DEPUIS plusieurs semaines,
Cocobeach, ville de la province de l'Estuaire,
est coupée du reste du pays. Impossible pour les
usagers de la route de rallier cette localité
très fréquentée du fait de sa proximité avec la
République de Guinée Equatoriale.
Les pluies diluviennes qui
s'abattent sur le territoire national ces
derniers temps, ont considérablement dégradé la
route, peu entretenue, menant à cette ville.
C'est à partir du village
Akanabot situé à 60 km de Libreville que
commence le calvaire des usagers de la route.
Pour franchir cette zone, il faut disposer d'un
véhicule robuste et avoir la maîtrise du volant.
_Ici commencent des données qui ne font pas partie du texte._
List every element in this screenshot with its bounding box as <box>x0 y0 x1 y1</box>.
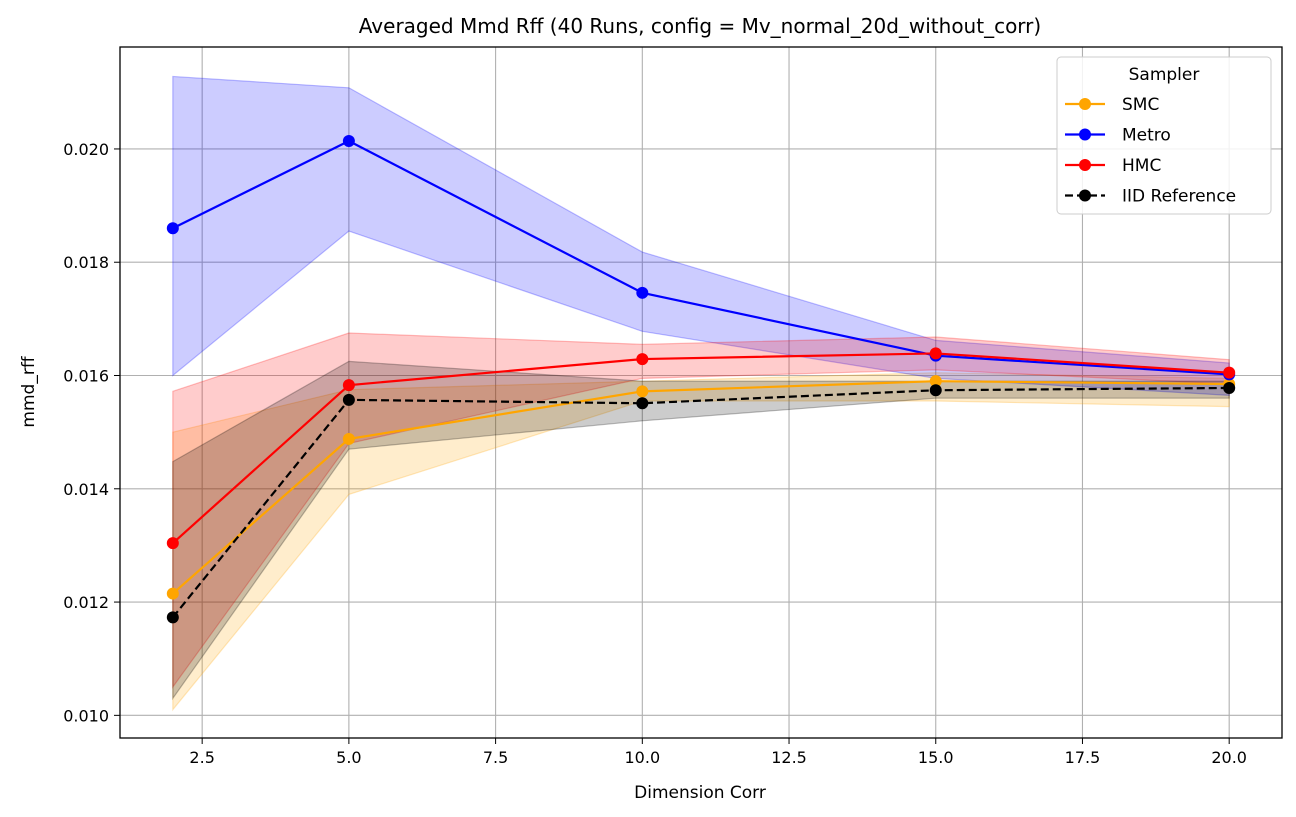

Le bourbier qui s'y est installé n'a de cesse de
défier les automobilistes qui s'y aventurent.
Seuls les engins d'une société d'électrification
basée dans cette zone arrivent à circuler sans
trop de peine. Les autres voitures s'enlisent
dans la boue. Et cela dure parfois des heures.
Le malheur des uns faisant le
bonheur des autres, les populations de ce
village se frottent les mains à chaque grande
pluie. Certains riverains transforment carrément
leurs cours en postes de péage faisant payer les
automobilistes obligés de passer devant chez eux
pour éviter le bourbier.
Mais pour l'ensemble des
routiers, c'est au village Egneina, situé à 30
km de la commune de Cocobeach, que le voyage
pour le chef-lieu de la Noya prend fin. C'est à
ce niveau que la route a été coupée en deux à la
suite d'un éboulement au niveau d'un pont. La
rivière voisine en a donc profité pour élargir
son lit à cet endroit là. Arrêt obligatoire pour
tous les véhicules venant dans les deux sens.
Pour rallier Libreville ou Cocobeach, les
passagers débarqués de part et d'autre sont
contraints de traverser la rivière sur un pont
de fortune avec tous les risques que cette
traversée périlleuse comporte.
Des compatriotes venus
acheter un cercueil à Libreville pour
l'inhumation de leur grand-mère décédée à
Cocobeach n'oublieront pas de sitôt cette
traversée les pieds presque dans l'eau !
D'autres, fautes de véhicules
pouvant les mener à destination, sont contraints
de passer des nuits entières dans cette brousse.
Sous des abris de fortune, en payant de
surcroît. Drôle de situations dans une province
qui vient pourtant d'abriter deux éditions
successives des fêtes de l'indépendance.